You can no longer post new replies to this discussion. If you have a similar question you can start a new discussion in this forum.

CPU Monitors

For reporting purposes I've implemented CPU monitors but I've set their max value threshold to 100% so I never get alerts. Now that I've got some historical data on CPU averages I want to set my thresholds so I get alerts when I go above 10% average. I am having some trouble figuring out how the Last-Value and Short-Term thresholds work with one another. Would someone please provide a quick synopsis of how the two work with each other along with an example of how the accumulated failures per alert play into it? To put it into context, let's say I want to alert if my CPU hits 60% but only if it's been at higher than 40% for the last 5 minutes.


Thanks,

  • Analysis of Test Results

    The CPU Usage Monitor utilizes two separate threshold values when analyzing test results.

    1. Last-Value Threshold - This is the primary threshold rate, which is compared to the value acquired by the Monitor during the most recently performed test.

    • Max CPU Usage (%)
      The maximum CPU load allowed on the system, represented as a percentage (%). You may need to adjust the default value based on the type of processor being monitored, however, we recommend maintaining this value at 90% or above.

    2. Short-Term Threshold - This is the secondary threshold rate. It uses the test results accumulated over the period of time set within the Sample Size field to detect a slow CPU load creep versus a spike in processor usage.

    • Max CPU Usage (%)
      The amount of CPU load allowed on the system, represented as a percentage (%). Although the proper settings for this threshold will depend on the type of processor being monitored, we recommend maintaining this threshold value at 40% or above (you may choose to increase it even further, to 70-80%).
    • Sample Size
      The data obtained from the monitoring tests performed during the length of time specified here will be averaged and compared against the most recent test result. By default, the Sample Size value is set to 915 seconds (15 minutes and 15 seconds).
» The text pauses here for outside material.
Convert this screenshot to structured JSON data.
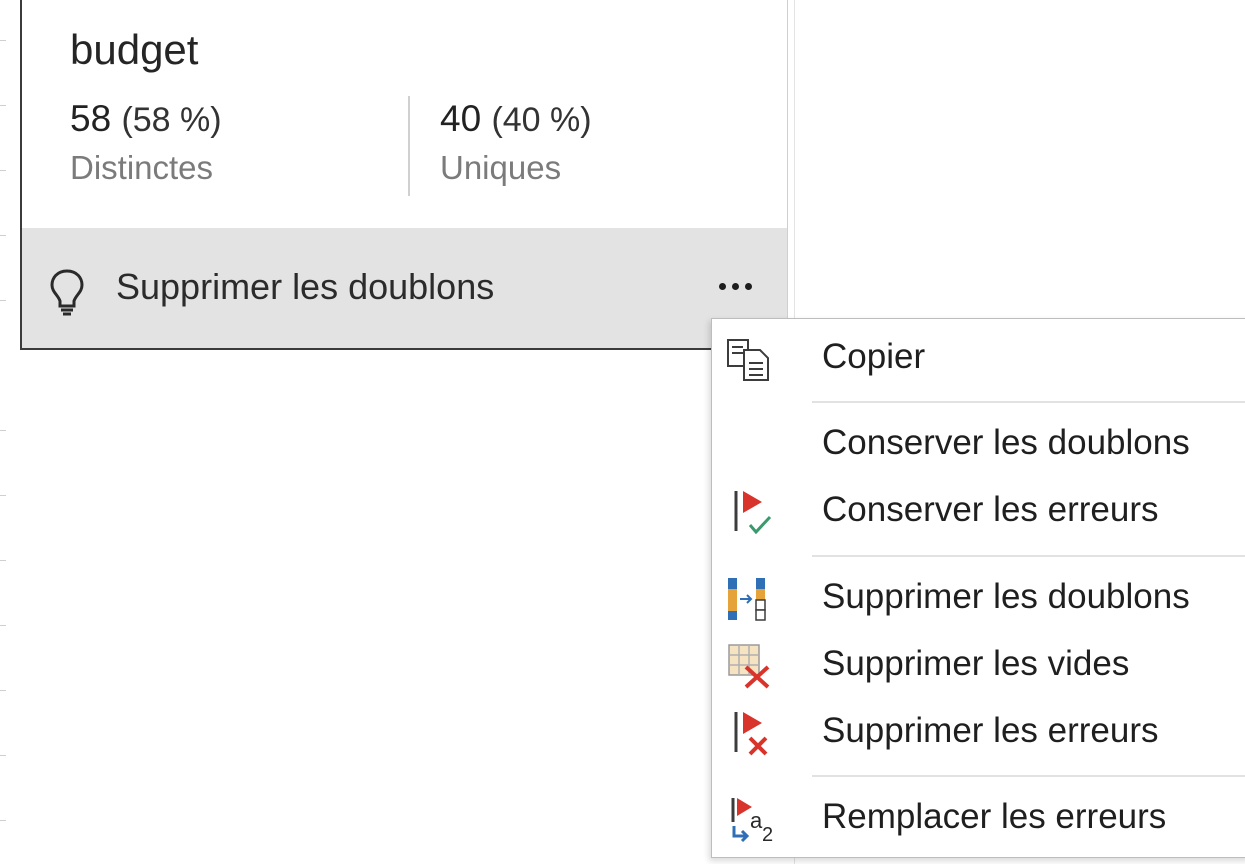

    If the Last-Value Threshold rate is exceeded, the CPU Usage Monitor will re-analyze the data by comparing it against the Short-Term Threshold value specified. During this comparison process, the most recent test results are measured against the data obtained from tests that occurred within the length of time specified in the Sample Size field.

    This dual threshold method prevents false Alerts from occurring each time a spike in CPU consumption is detected. Alerts will only be triggered if processor load does not return to normal within the required period of time, indicating a steady CPU load increase that may affect system performance.

  • Thanks for the reply. I was playing around with this for a while and I think I'm missing something still. I set my Last-Value Threshold to 99% and my Short-Term Threshold to 5% for 120 seconds to see if it would cause the monitor to fail. The machine in question runs at 60-80% all the time so I thought I'd get an alert for certain, but I never saw the monitor go into a failed state. If the monitor works as explained I should have seen it fail because it exceeded the Short-Term Threshold even though it never hit the Last-Value Threshold, right?


     Thanks,


    Kendal

  • The Last-Value Threshold is the key.  It would need to be set < 60% in order for the alert to trigger.  This is what tells IPM that it needs to start further analysis.   As you have it set now, the CPU would have to spike to 99% or above for 120 seconds.